Checking the route again to make sure is not being received through OSPF anymore:

root@qfabric# run show route 192.168.30.190

inet.0: 70 destinations, 70 routes (70 active, 0 holddown, 0 hidden)
Restart Complete
+ = Active Route, - = Last Active, * = Both

192.168.30.0/24     *[Direct/0] 00:36:58
                    > via vlan.30

[edit]

Direct route means that server is connected to QFabric. It makes sense again so let's ping:

root@qfabric# run ping 192.168.30.190 source 192.168.46.7
PING 192.168.30.190 (192.168.30.190): 56 data bytes
64 bytes from 192.168.30.190: icmp_seq=0 ttl=255 time=1846 micro seconds
64 bytes from 192.168.30.190: icmp_seq=1 ttl=255 time=1861 micro seconds
64 bytes from 192.168.30.190: icmp_seq=2 ttl=255 time=1718 micro seconds
64 bytes from 192.168.30.190: icmp_seq=3 ttl=255 time=1969 micro seconds
64 bytes from 192.168.30.190: icmp_seq=4 ttl=255 time=1607 micro seconds
[abort]

[edit]
root@qfabric#

As it shows I was able to reach server 192.168.30.190 while issuing ping command locally from QFabric, however, other servers in vlan 46 still couldn't reach it.
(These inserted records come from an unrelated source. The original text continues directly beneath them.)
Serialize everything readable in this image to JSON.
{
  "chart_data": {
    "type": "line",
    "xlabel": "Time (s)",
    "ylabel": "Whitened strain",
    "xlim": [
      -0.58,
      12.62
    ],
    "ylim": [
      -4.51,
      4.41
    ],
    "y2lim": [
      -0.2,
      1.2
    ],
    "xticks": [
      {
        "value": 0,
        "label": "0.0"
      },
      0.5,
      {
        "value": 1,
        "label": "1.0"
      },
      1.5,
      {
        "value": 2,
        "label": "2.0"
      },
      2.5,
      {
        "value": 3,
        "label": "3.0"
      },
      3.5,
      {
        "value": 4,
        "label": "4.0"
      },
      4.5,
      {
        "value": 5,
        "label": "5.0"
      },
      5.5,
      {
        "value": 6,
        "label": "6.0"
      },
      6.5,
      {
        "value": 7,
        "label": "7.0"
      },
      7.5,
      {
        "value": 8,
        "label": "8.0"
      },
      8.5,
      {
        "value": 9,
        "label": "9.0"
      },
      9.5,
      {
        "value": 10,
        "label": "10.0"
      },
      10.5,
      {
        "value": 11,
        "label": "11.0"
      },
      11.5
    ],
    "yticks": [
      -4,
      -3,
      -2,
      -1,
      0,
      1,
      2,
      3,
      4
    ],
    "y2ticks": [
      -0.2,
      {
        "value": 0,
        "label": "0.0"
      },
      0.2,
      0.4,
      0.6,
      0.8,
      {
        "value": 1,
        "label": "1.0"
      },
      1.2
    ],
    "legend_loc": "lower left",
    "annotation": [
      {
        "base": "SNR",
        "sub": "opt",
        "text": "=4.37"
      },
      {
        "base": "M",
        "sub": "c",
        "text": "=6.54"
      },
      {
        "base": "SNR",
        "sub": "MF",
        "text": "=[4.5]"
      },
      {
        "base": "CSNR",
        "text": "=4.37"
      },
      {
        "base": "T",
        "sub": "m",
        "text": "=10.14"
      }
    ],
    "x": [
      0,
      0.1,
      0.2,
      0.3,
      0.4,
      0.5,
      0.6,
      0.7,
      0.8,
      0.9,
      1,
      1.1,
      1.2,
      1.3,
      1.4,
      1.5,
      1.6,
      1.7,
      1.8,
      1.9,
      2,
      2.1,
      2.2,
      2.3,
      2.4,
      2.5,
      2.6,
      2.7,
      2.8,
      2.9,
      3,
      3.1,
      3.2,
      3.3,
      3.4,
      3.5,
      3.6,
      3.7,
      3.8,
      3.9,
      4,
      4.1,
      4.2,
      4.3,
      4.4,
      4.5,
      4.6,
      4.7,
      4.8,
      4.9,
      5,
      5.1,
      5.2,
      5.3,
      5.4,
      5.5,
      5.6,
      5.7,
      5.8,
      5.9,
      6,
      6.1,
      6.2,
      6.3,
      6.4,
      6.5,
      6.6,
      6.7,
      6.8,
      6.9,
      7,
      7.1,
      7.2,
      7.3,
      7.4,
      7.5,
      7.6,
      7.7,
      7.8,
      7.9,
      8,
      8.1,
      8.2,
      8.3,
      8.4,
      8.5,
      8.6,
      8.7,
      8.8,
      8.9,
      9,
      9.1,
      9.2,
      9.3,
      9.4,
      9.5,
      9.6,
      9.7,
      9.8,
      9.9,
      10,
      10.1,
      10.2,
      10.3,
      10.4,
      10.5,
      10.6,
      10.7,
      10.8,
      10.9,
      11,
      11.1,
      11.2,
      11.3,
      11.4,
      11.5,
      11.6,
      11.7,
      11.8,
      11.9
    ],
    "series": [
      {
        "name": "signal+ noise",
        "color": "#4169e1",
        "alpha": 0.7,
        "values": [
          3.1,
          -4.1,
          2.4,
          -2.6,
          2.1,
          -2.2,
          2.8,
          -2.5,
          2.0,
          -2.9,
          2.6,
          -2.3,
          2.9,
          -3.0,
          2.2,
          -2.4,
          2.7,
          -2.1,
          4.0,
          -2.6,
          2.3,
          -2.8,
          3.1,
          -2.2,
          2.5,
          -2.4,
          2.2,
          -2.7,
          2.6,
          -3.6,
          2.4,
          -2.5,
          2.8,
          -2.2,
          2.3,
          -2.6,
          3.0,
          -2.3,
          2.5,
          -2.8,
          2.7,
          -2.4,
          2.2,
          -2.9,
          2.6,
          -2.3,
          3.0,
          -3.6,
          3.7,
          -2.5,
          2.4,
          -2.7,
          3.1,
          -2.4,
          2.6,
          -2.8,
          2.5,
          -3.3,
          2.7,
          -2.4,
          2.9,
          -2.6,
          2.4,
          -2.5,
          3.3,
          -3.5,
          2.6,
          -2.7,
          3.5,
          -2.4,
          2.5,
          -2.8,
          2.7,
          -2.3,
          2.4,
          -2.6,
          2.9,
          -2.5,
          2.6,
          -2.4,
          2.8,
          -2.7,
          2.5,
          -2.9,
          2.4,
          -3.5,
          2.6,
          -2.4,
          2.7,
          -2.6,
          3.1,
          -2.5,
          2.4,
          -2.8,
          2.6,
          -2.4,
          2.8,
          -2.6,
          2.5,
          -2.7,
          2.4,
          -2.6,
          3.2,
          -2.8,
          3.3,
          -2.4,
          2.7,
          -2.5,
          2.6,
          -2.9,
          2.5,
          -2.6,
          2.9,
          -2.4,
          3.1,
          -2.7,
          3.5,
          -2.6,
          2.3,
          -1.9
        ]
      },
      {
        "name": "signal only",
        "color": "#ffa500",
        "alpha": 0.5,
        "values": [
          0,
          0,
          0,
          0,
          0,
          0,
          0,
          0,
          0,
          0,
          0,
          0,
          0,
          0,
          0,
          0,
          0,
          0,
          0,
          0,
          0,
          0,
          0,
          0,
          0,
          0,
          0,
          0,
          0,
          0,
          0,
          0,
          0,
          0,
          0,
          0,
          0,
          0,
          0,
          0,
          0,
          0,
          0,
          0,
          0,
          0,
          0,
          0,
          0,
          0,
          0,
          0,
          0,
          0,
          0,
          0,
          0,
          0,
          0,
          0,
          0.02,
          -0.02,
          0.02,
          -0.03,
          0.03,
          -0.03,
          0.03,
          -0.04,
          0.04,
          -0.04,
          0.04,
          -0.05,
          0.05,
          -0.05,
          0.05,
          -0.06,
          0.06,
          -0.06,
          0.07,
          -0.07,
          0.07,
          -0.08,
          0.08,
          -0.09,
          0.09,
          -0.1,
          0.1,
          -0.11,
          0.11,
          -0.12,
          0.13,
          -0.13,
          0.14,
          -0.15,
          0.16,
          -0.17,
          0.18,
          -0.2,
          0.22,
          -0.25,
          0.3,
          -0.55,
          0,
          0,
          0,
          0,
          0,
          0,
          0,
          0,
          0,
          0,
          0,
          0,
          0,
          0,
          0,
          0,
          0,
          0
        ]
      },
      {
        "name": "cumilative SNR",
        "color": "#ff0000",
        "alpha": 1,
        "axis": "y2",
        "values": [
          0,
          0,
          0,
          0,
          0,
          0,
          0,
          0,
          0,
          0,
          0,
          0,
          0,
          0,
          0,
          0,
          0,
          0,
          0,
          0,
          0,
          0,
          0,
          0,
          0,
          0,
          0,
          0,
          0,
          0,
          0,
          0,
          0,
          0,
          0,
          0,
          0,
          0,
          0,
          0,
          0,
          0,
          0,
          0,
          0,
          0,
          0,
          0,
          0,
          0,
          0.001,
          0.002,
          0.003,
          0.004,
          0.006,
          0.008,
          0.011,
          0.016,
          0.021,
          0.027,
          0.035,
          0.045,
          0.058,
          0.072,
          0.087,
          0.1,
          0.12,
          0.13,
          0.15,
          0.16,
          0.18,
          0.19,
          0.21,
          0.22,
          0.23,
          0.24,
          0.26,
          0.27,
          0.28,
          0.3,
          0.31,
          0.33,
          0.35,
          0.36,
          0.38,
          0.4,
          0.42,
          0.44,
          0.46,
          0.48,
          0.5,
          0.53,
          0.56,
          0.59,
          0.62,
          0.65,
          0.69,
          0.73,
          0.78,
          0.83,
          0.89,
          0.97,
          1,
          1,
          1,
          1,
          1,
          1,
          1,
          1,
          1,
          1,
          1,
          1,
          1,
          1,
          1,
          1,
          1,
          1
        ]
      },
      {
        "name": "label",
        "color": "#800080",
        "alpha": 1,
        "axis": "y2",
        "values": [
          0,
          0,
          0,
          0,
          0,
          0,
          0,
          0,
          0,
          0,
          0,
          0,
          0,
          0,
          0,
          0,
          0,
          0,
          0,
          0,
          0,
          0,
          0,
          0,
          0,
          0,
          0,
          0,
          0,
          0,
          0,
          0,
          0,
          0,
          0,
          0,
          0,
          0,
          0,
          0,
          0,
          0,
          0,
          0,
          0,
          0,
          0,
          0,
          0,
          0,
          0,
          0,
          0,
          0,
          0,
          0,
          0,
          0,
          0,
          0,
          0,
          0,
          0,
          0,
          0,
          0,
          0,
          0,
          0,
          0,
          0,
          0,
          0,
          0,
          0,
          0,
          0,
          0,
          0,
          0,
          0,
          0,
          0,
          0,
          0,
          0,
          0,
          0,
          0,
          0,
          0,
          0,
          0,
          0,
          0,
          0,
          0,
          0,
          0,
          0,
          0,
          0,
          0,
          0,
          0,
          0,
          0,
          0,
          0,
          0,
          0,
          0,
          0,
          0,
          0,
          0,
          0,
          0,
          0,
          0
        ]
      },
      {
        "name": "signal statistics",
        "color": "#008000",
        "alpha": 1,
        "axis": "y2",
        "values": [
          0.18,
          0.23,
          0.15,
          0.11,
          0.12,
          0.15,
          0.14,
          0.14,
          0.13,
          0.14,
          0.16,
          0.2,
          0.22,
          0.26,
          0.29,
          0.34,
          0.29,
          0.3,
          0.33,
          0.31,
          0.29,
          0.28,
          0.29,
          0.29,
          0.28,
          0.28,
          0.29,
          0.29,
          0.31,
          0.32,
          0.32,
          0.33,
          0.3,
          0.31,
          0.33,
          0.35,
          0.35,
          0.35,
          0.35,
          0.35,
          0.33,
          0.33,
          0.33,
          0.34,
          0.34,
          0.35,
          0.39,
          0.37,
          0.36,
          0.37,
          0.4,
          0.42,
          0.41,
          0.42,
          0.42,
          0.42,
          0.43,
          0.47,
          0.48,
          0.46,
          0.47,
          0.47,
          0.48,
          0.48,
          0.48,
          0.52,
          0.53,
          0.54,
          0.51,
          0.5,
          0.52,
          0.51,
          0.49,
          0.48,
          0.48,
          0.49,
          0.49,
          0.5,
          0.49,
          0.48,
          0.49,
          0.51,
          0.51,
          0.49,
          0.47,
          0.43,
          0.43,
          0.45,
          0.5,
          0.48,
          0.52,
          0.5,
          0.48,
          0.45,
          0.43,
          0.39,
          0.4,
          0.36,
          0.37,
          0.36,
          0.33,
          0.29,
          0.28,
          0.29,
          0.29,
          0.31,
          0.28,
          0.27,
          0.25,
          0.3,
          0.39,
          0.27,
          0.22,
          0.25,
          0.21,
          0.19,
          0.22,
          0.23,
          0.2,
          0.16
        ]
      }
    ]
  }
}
After some additional troubleshooting I ended up discovering a static route in OSPF peer device with ID 192.168.204.3 (SwitchL3):

SwitchL3#show ip route 192.168.30.190
Routing entry for 192.168.30.190/32
  Known via "static", distance 1, metric 0
  Redistributing via ospf 10, ospf 100
  Routing Descriptor Blocks:
  * 192.168.204.190
      Route metric is 0, traffic share count is 1

The destination IP address 192.168.204.190 is an external firewall, which showed up in the first ping while troubleshooting in the first part of this article. Once that static route was removed, connectivity went back to normal. Other devices in area 0 couldn't reach it because they were receiving specific route for this particular server IP 192.168.30.190 coming from device "SwitchL3" which had a better preference than Qfabric's advertising route for the complete vlan  192.168.30.0/24. Within QFabric, local or direct routes are always prefered and that's why ping worked fine only here.